Si hacemos un sencillo pero informado análisis respecto de los datos y condiciones en la prolongada disfunción de la seguridad pública en México, veremos con nitidez incontrovertible que la gravedad resulta estructural e incluso antropológica. Por ejemplo, en los 50 años de actividad de la guerrilla en Colombia, hay un número aproximado de 60 mil desaparecidos. En nuestro país, además de no contar con una base de datos consistente y con metodología adecuada, andamos cerca de los 70 mil.

En Afganistán, siguiendo con breves pero necesarias comparaciones, con datos de la ONU, el récord en un semestre de civiles fallecidos en actos de violencia, fue el de este año: mil 662, que es la cifra más elevada desde el inicio de la invasión de Estados Unidos en 2001. Mientras tanto en nuestro país, el pasado mes de junio, conforme a los datos del Secretariado Nacional de Seguridad Pública, hubieron 2 mil 234 muertos. Desde luego que pueden argumentarse una gran cantidad de diferencias y características, pero lo cierto es que son cifras que debieran llamar a la aplicación de medidas efectivas para evitar que la situación empeore.

Siguiendo con las cifras de los escenarios bélicos, como son las guerras de Siria y Afganistán, los números en México también resultan paradójicos, pues se tratan de conflictos armados en todo el sentido del concepto mientras que aquí no sería el caso. La gran pregunta es: ¿A qué se debe, por un lado, la prolongación de una situación que ha comenzado a afectar el desarrollo del país? Y por el otro, ¿qué recursos tienen la sociedad y los gobiernos para recuperar la paz y plena vigencia del Estado de derecho? No me refiero, desde luego, a recursos sólo de carácter presupuestal, sino a la aplicación de medidas, programas, evaluaciones, así como a un evidente compromiso social que inhiba y descalifique las prácticas cotidianas de ilegalidad y violencia.

Limitarnos a contabilizar muertos, secuestros, extorsiones, así como discutir clasificaciones que no tienen consecuencias legales y programáticas, conducen a la postergación de decisiones fundamentales como la discusión y aprobación de la Ley de Seguridad Interior. Así, las maneras en que los gobiernos locales, estatales y federales vienen abordado la problemática de la Seguridad Pública, al menos desde 1988, evidencian que los efectos negativos crecen, se vuelven más complejos y la disposición para castigarlos (social y legalmente) disminuyen.

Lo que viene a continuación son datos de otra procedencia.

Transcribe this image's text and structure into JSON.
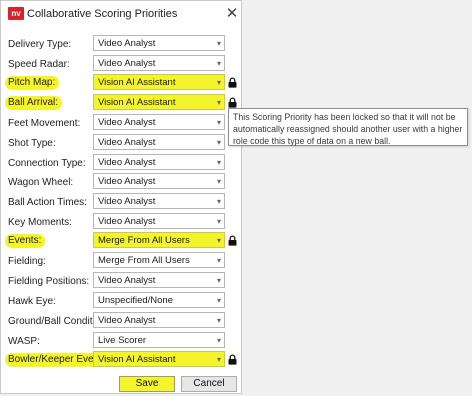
{
  "window": {
    "logo_text": "nv",
    "title": "Collaborative Scoring Priorities"
  },
  "rows": [
    {
      "label": "Delivery Type:",
      "value": "Video Analyst",
      "locked": false,
      "highlighted": false
    },
    {
      "label": "Speed Radar:",
      "value": "Video Analyst",
      "locked": false,
      "highlighted": false
    },
    {
      "label": "Pitch Map:",
      "value": "Vision AI Assistant",
      "locked": true,
      "highlighted": true
    },
    {
      "label": "Ball Arrival:",
      "value": "Vision AI Assistant",
      "locked": true,
      "highlighted": true
    },
    {
      "label": "Feet Movement:",
      "value": "Video Analyst",
      "locked": false,
      "highlighted": false
    },
    {
      "label": "Shot Type:",
      "value": "Video Analyst",
      "locked": false,
      "highlighted": false
    },
    {
      "label": "Connection Type:",
      "value": "Video Analyst",
      "locked": false,
      "highlighted": false
    },
    {
      "label": "Wagon Wheel:",
      "value": "Video Analyst",
      "locked": false,
      "highlighted": false
    },
    {
      "label": "Ball Action Times:",
      "value": "Video Analyst",
      "locked": false,
      "highlighted": false
    },
    {
      "label": "Key Moments:",
      "value": "Video Analyst",
      "locked": false,
      "highlighted": false
    },
    {
      "label": "Events:",
      "value": "Merge From All Users",
      "locked": true,
      "highlighted": true
    },
    {
      "label": "Fielding:",
      "value": "Merge From All Users",
      "locked": false,
      "highlighted": false
    },
    {
      "label": "Fielding Positions:",
      "value": "Video Analyst",
      "locked": false,
      "highlighted": false
    },
    {
      "label": "Hawk Eye:",
      "value": "Unspecified/None",
      "locked": false,
      "highlighted": false
    },
    {
      "label": "Ground/Ball Conditions:",
      "value": "Video Analyst",
      "locked": false,
      "highlighted": false
    },
    {
      "label": "WASP:",
      "value": "Live Scorer",
      "locked": false,
      "highlighted": false
    },
    {
      "label": "Bowler/Keeper Events:",
      "value": "Vision AI Assistant",
      "locked": true,
      "highlighted": true
    }
  ],
  "tooltip": {
    "text": "This Scoring Priority has been locked so that it will not be automatically reassigned should another user with a higher role code this type of data on a new ball."
  },
  "buttons": {
    "save": "Save",
    "cancel": "Cancel"
  },
  "colors": {
    "highlight": "#f4f42a",
    "logo": "#d8232a"
  },
  "icons": {
    "dropdown": "chevron-down-icon",
    "lock": "lock-icon",
    "close": "close-icon"
  }
}
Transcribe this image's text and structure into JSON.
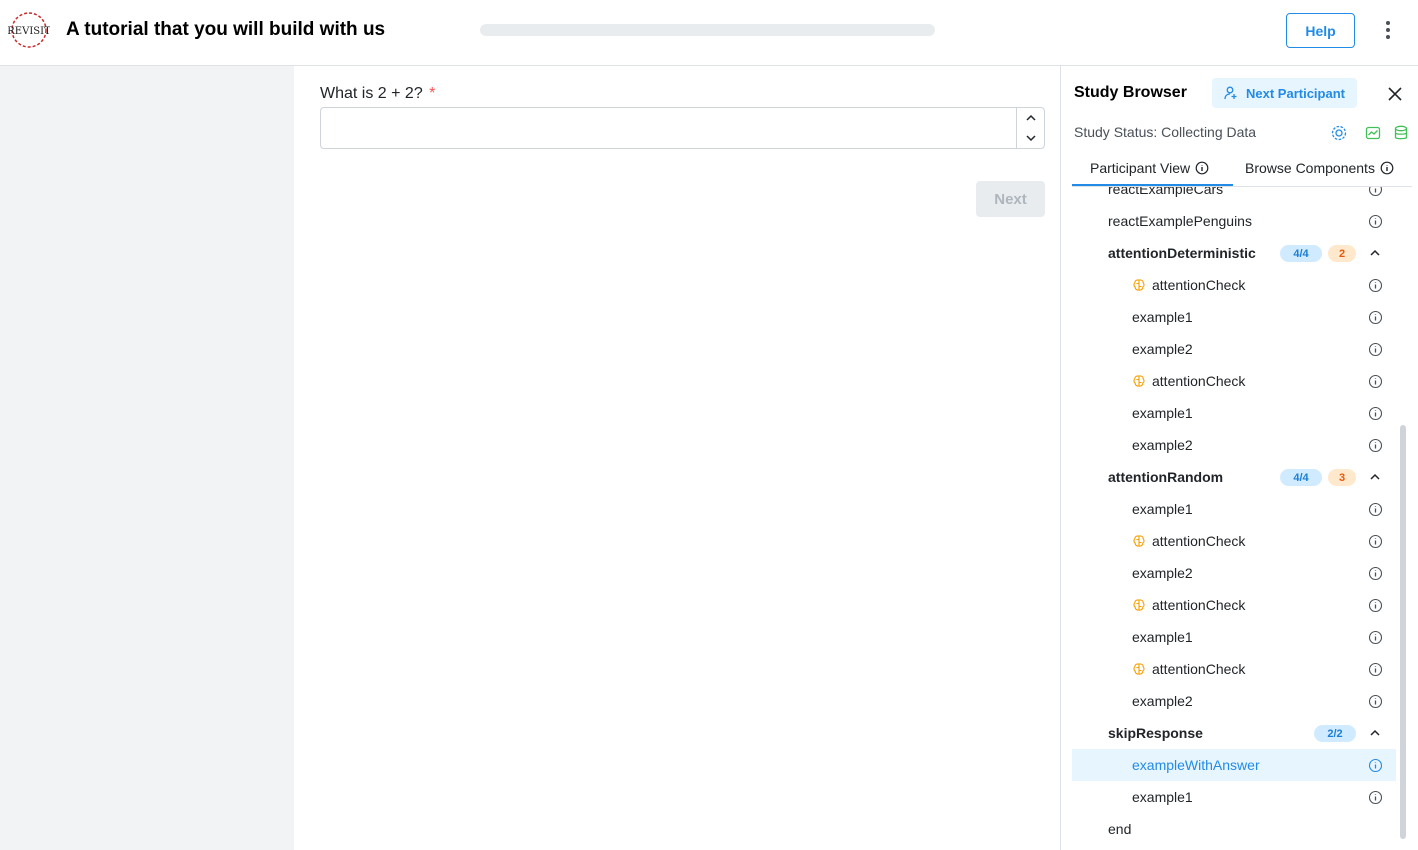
{
  "header": {
    "title": "A tutorial that you will build with us",
    "logo_text": "REVISIT",
    "help_label": "Help"
  },
  "question": {
    "label": "What is 2 + 2?",
    "required_mark": "*",
    "value": "",
    "next_label": "Next"
  },
  "study_browser": {
    "title": "Study Browser",
    "next_participant_label": "Next Participant",
    "status": "Study Status: Collecting Data",
    "tabs": [
      {
        "label": "Participant View",
        "active": true
      },
      {
        "label": "Browse Components",
        "active": false
      }
    ],
    "colors": {
      "accent": "#228be6",
      "brain": "#f59f00",
      "green": "#40c057"
    },
    "items": [
      {
        "label": "reactExampleCars",
        "type": "item",
        "indent": 0,
        "partial": true
      },
      {
        "label": "reactExamplePenguins",
        "type": "item",
        "indent": 0
      },
      {
        "label": "attentionDeterministic",
        "type": "block",
        "indent": 0,
        "count": "4/4",
        "attention": "2"
      },
      {
        "label": "attentionCheck",
        "type": "item",
        "indent": 1,
        "icon": "brain-icon"
      },
      {
        "label": "example1",
        "type": "item",
        "indent": 1
      },
      {
        "label": "example2",
        "type": "item",
        "indent": 1
      },
      {
        "label": "attentionCheck",
        "type": "item",
        "indent": 1,
        "icon": "brain-icon"
      },
      {
        "label": "example1",
        "type": "item",
        "indent": 1
      },
      {
        "label": "example2",
        "type": "item",
        "indent": 1
      },
      {
        "label": "attentionRandom",
        "type": "block",
        "indent": 0,
        "count": "4/4",
        "attention": "3"
      },
      {
        "label": "example1",
        "type": "item",
        "indent": 1
      },
      {
        "label": "attentionCheck",
        "type": "item",
        "indent": 1,
        "icon": "brain-icon"
      },
      {
        "label": "example2",
        "type": "item",
        "indent": 1
      },
      {
        "label": "attentionCheck",
        "type": "item",
        "indent": 1,
        "icon": "brain-icon"
      },
      {
        "label": "example1",
        "type": "item",
        "indent": 1
      },
      {
        "label": "attentionCheck",
        "type": "item",
        "indent": 1,
        "icon": "brain-icon"
      },
      {
        "label": "example2",
        "type": "item",
        "indent": 1
      },
      {
        "label": "skipResponse",
        "type": "block",
        "indent": 0,
        "count": "2/2"
      },
      {
        "label": "exampleWithAnswer",
        "type": "item",
        "indent": 1,
        "selected": true
      },
      {
        "label": "example1",
        "type": "item",
        "indent": 1
      },
      {
        "label": "end",
        "type": "item",
        "indent": 0,
        "no_info": true
      }
    ]
  }
}
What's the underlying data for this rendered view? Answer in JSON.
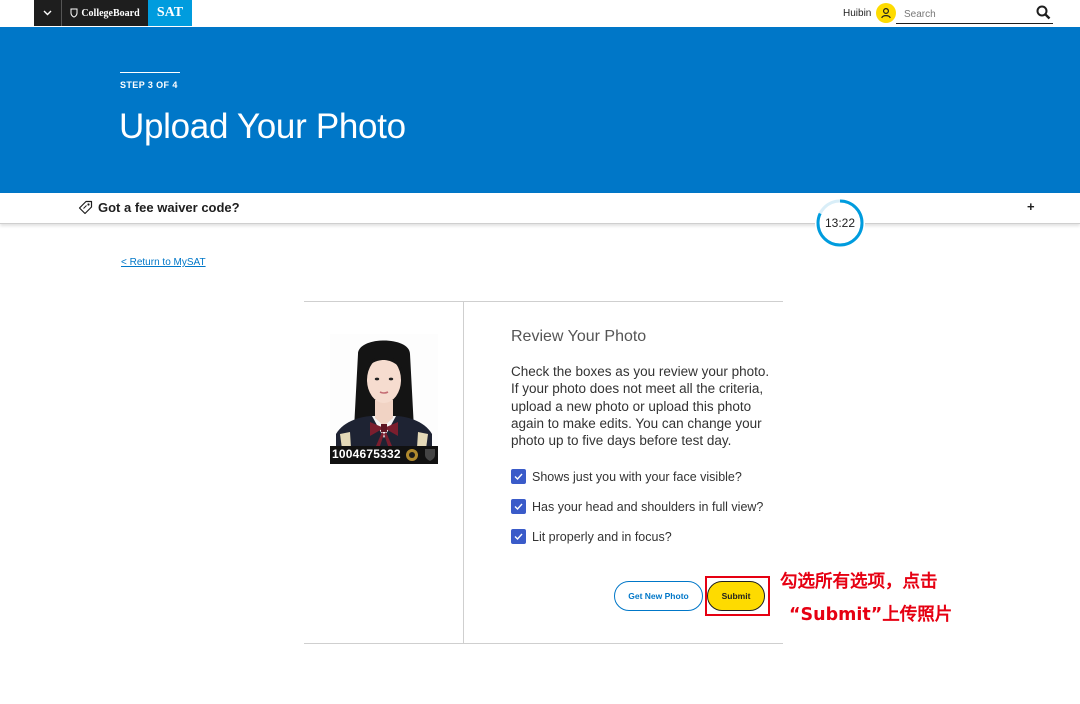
{
  "header": {
    "brand_collegeboard": "CollegeBoard",
    "brand_sat": "SAT",
    "user_name": "Huibin",
    "search_placeholder": "Search"
  },
  "hero": {
    "step": "STEP 3 OF 4",
    "title": "Upload Your Photo",
    "background_color": "#0077c8"
  },
  "fee_waiver": {
    "label": "Got a fee waiver code?",
    "toggle": "+"
  },
  "timer": {
    "time": "13:22",
    "remaining_fraction": 0.82
  },
  "return_link": "< Return to MySAT",
  "photo": {
    "id_number": "1004675332"
  },
  "review": {
    "title": "Review Your Photo",
    "instructions": "Check the boxes as you review your photo. If your photo does not meet all the criteria, upload a new photo or upload this photo again to make edits. You can change your photo up to five days before test day.",
    "checks": [
      {
        "label": "Shows just you with your face visible?",
        "checked": true
      },
      {
        "label": "Has your head and shoulders in full view?",
        "checked": true
      },
      {
        "label": "Lit properly and in focus?",
        "checked": true
      }
    ]
  },
  "buttons": {
    "new_photo": "Get New Photo",
    "submit": "Submit"
  },
  "annotation": {
    "line1": "勾选所有选项，点击",
    "line2": "“Submit”上传照片",
    "color": "#e60012"
  },
  "colors": {
    "accent_blue": "#0077c8",
    "sat_blue": "#009cde",
    "submit_yellow": "#fedb00",
    "checkbox_blue": "#3a5bc9"
  }
}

Por último y para continuar con la descripción de una condición en verdad atípica de nuestro país: la Organización Mundial de Turismo dio a conocer que México pasó del lugar número 15 al octavo lugar como destino favorito de los visitantes extranjeros. ¿Cómo se puede explicar una situación así? Lo cierto es que los incrementos en los índices de violencia deben reducirse. Y es probable que la opción radique en dirigir nuestros esfuerzos, a reducir las causas sociales y jurídicas de las prácticas criminales. Hasta ahora, llevamos décadas atacando sus evidencias.

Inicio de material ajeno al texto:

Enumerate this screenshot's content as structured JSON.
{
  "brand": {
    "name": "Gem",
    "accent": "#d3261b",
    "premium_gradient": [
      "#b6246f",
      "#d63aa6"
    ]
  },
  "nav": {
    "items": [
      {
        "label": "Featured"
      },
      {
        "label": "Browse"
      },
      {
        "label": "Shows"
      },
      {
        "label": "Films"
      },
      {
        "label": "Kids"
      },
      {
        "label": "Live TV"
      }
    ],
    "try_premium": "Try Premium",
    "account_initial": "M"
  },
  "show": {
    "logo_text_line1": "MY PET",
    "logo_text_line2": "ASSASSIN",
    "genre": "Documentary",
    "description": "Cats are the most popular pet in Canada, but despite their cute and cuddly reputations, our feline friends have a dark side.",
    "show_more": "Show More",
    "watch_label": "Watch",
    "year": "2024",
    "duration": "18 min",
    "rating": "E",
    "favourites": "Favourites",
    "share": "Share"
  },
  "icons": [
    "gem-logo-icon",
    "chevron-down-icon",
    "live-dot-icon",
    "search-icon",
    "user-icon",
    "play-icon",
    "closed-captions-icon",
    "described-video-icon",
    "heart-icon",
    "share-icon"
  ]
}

Sin el soporte social a cualquier acción en lo arriba mencionado, no tendrá eficacia ni menos continuidad. Hemos llegado al momento de la decisión colectiva y del indispensable proceso de articulación interinstitucional. Ninguna buena intención o propuesta va a prosperar sin la plena concurrencia de los principales actores políticos y productivos. Es el presente del país, y no el futuro, lo que está en juego.